Raiffeisen-Chefökonom: «Eine Insel der Glücksseligen»

Martin Neff, Chefökonom von Raiffeisen Schweiz
Der Chefökonom von Raiffeisen Schweiz, Martin Neff, ist voller Lobes für die Schweiz. (Bild: PD)

Die Welt ist vielerorts ökonomisch aus den Fugen geraten. Doch ein Land meistert seinen Weg vorbildlich.

Selten hat es so viel Lob über die Wirtschaft eines Landes gegeben. Während der Coronavirus-Pandemie ist die Volkswirtschaft mit Blick auf das reale Wachstum viel weniger abgestürzt und hat sich viel rascher erholt.

Sowohl bei der Beschäftigung als auch bei den Unternehmen sind negative Aspekte, wie hohe Arbeitslosigkeit und Massen-Konkurse, praktisch ausgeblieben.

Top of the world

Die Rede ist von der Schweiz und Martin Neff, dem Chefökonom von Raiffeisen Schweiz.

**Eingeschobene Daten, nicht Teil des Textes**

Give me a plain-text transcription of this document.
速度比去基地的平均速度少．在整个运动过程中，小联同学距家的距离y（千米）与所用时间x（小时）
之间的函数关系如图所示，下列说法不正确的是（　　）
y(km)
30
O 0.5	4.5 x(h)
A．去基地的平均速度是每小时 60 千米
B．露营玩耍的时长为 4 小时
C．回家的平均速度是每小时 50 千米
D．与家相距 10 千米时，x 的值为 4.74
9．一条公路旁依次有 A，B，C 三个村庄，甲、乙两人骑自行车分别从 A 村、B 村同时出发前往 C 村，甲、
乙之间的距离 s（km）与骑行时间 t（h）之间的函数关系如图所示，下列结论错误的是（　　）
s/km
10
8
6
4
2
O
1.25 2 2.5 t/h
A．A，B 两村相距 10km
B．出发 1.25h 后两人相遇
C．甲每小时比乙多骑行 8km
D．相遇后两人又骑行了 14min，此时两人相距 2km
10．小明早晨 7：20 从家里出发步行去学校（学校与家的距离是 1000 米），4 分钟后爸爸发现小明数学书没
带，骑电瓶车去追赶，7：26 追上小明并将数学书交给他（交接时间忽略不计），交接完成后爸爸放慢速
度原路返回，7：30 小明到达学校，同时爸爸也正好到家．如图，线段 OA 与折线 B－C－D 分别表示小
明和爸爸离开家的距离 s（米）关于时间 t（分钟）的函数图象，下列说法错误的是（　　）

Er kommt aus dem Schwärmen derzeit fast gar nicht mehr heraus. «Absolute Spitzenklasse», sagte der sonst kritische Wirtschaftsexperte diesmal vor den Medien, wenn es um den Platz der Schweiz im globalen Wettbewerb geht.

Das Land sei «Top of the world», wenn man auf die Rankings von IMD Lausanne zur Wettbewerbsfähigkeit, der Uno zur Innovationsfreude beziehungsweise vom World Economic Forum WEF zur globalen Wettbewerbsposition blickt.

Gewiss, die Verteidigung der Schweizer Landwirtschaft bremse die Wettbewerbsposition etwas. Aber die Lage des kleinen Landes sei ein absolutes Erfolgsmodell.

Geringere Akademisierung

Selbst im Vergleich mit anderen Ländern, wie mit den USA oder etwa mit dem Nachbarn Deutschland, muss sich die Schweiz nicht verstecken.

Ganz im Gegenteil gebe es hierzulande zum Beispiel keine Akademiker-Schwemme, die zum Fehlen von handwerklichen Fachkräften führe, und auch keine fatalen Streikwellen, welche die Volkswirtschaft bremsen könnten.

Selbst die Staatsschulden in Relation zum Bruttoinlandprodukt BIP sind nach der jüngsten Finanzkrise und nach der Coronavirus-Pandemie nicht wie in anderen Ländern, etwa in Deutschland, Frankreich, Italien oder sogar in den USA, explodiert.

Energieintensität gesunken

Und auch aktuell navigiert sich die Schweiz gut durch die Energiekrise sowie die Inflation, betonte Neff.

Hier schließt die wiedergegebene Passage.